Gdyby ten film wyszedł w 2015 czy 2016, pewnie oceniłbym go wyżej.
_________________
Załaduj Wszechświat do działa. Wyceluj w mózg. Strzelaj.
 
 
Romulus 
Imperator
Żniwiarz Smutku


Posty: 23082
Wysłany: 2021-07-22, 06:04   

Nie planowałem oglądać go w kinie nie z powodu recenzji, ale dlatego, że to film, którego fabuła dotyczy wydarzeń przed ostatnimi Avengersami, więc uznałem, że szkoda na to czasu. Jednak chętnie obejrzę kiedyś na mniejszym ekranie, choć pewnie będzie już tylko na Disney+. Zatem mogę wcale nie obejrzeć. :)
_________________
There must be some way out of here, said the joker to the thief,
There's too much confusion, I can't get no relief.
 
 
Romulus 
Imperator
Żniwiarz Smutku


Posty: 23082
Wysłany: 2021-07-22, 08:17   

Uther Doul napisał/a:
"Czarna Wdowa" - kolejny po miernych serialach dowód, że MCU przy okazji "Infinity War" i "Endgame" osiągnęło swój szczyt i wyczerpało formułę. Zostało wysysanie znajomych bohaterów i odkurzanie tych bardziej egzotycznych w nadziei, że Chińczycy pójdą.

Ale chodzi ci również o "Lokiego"?
Bo czytałem same entuzjastyczne recenzje. Nie widziałem, ale planuję zobaczyć, jeśli kolega mi podrzuci, bo to tylko sześć odcinków.
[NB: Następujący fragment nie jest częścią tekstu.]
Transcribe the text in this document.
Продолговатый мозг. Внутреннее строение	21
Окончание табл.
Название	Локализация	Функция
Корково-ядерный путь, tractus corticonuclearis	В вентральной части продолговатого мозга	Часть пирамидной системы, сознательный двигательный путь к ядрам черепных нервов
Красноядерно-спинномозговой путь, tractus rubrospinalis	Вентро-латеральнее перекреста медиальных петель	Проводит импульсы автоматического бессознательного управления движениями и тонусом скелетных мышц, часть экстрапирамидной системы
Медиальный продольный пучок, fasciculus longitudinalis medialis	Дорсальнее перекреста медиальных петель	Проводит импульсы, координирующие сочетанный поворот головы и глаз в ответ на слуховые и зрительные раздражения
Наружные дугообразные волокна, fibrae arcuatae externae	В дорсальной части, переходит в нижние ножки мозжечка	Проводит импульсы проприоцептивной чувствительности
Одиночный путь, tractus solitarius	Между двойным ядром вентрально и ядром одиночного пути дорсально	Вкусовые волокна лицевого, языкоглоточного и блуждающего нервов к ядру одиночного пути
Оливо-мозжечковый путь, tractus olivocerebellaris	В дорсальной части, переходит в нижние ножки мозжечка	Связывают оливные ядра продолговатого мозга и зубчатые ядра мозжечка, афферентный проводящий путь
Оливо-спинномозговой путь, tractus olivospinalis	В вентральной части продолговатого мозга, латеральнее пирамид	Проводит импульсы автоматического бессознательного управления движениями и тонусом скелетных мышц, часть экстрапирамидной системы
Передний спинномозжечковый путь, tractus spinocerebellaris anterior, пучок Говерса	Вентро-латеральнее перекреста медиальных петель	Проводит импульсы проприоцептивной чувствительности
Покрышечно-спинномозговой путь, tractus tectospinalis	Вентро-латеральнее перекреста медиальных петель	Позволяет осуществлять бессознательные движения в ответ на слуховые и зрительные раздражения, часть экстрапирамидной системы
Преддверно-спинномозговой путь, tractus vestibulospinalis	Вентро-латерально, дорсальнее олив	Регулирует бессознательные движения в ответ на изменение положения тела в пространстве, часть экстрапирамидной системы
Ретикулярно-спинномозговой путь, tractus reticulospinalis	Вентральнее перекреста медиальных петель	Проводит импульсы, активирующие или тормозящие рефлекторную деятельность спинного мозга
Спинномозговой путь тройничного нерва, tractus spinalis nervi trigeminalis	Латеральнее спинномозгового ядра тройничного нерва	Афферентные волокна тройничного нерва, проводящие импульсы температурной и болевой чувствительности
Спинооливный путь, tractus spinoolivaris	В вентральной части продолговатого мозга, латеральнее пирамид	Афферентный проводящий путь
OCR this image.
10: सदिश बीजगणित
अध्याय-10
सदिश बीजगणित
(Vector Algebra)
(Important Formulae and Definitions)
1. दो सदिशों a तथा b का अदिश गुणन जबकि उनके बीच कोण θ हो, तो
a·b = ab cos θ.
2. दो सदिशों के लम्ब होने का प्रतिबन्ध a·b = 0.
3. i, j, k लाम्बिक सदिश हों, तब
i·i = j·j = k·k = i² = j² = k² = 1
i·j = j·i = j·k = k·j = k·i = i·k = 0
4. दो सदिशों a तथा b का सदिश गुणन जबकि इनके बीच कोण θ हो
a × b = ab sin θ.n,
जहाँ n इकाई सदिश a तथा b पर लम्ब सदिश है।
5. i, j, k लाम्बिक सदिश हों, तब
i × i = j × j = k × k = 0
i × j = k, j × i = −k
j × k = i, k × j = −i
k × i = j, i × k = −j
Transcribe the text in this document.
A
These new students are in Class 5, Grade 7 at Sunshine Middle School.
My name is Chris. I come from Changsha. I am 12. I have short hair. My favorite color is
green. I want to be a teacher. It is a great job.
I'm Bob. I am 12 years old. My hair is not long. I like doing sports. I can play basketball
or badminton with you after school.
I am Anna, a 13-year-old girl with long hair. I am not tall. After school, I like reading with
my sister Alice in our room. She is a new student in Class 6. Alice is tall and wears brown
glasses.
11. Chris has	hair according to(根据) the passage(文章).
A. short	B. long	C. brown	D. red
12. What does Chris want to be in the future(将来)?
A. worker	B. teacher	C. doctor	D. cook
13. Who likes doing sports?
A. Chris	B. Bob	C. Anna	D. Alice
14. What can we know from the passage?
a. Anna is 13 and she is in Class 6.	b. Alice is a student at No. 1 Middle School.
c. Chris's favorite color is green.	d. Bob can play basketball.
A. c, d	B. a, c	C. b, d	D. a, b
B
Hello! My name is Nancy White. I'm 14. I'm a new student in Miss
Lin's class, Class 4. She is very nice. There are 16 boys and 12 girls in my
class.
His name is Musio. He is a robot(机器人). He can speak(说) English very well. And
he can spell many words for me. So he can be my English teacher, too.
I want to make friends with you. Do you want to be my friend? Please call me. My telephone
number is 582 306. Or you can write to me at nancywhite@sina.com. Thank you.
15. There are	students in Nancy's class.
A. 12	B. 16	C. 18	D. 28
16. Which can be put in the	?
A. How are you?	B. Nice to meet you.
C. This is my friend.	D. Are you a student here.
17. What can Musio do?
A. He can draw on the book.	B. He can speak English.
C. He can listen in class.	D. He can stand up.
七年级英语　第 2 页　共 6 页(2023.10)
A ponoć to jakiś mały game changer w uniwersum. "WandaVision" było fajnym serialem, ale jak piszesz - wysysanie znanych bohaterów. "Falcon i Winter Soldier" nie oglądałem, bo z tego co czytałem to nic nie wnosi do uniwersum. A te dwie postacie mnie nie ekscytują.
_________________
There must be some way out of here, said the joker to the thief,
There's too much confusion, I can't get no relief.
 
 
Uther Doul


Posty: 355
Wysłany: 2021-07-22, 08:20   

"Loki" miał niezły start, potem równia pochyła i żenada w finale.
 
 
ASXnew
twój stary


Posty: 419
Skąd: z kurnika
Wysłany: 2021-07-22, 08:23   

Uther Doul napisał/a:
"Loki" miał niezły start, potem równia pochyła i żenada w finale.


Wszystko zależy od tego czy kupnie się konwencję z całym dobrodziejstwem inwentarza ;)
Jak dla mnie, to najlepsza rzecz z tego universum, co oczywiście wcale nie znaczy że jakaś rewelacja :-P
 
 
Trojan 


Posty: 11249
Skąd: Wroclaw
Wysłany: 2021-07-22, 10:36   

zgadzam się z Utherem że Infinity/Endgame to swego rodzaju opus magnum całego uniwersum Marvela i trudno zrobić cokolwiek lepszego w dalszych odsłonach. Jak dla mnie na tym mogliby w ogóle zamknąć franczyzę. To byłby ruch który zapewniłby by im nieśmiertelność ;)
 
 
fdv 


Posty: 1069
Skąd: Neverland
Wysłany: 2021-07-22, 11:57   

Ale oni są w biznesie zarabiania pieniędzy, a nie osiągania nieśmiertelności.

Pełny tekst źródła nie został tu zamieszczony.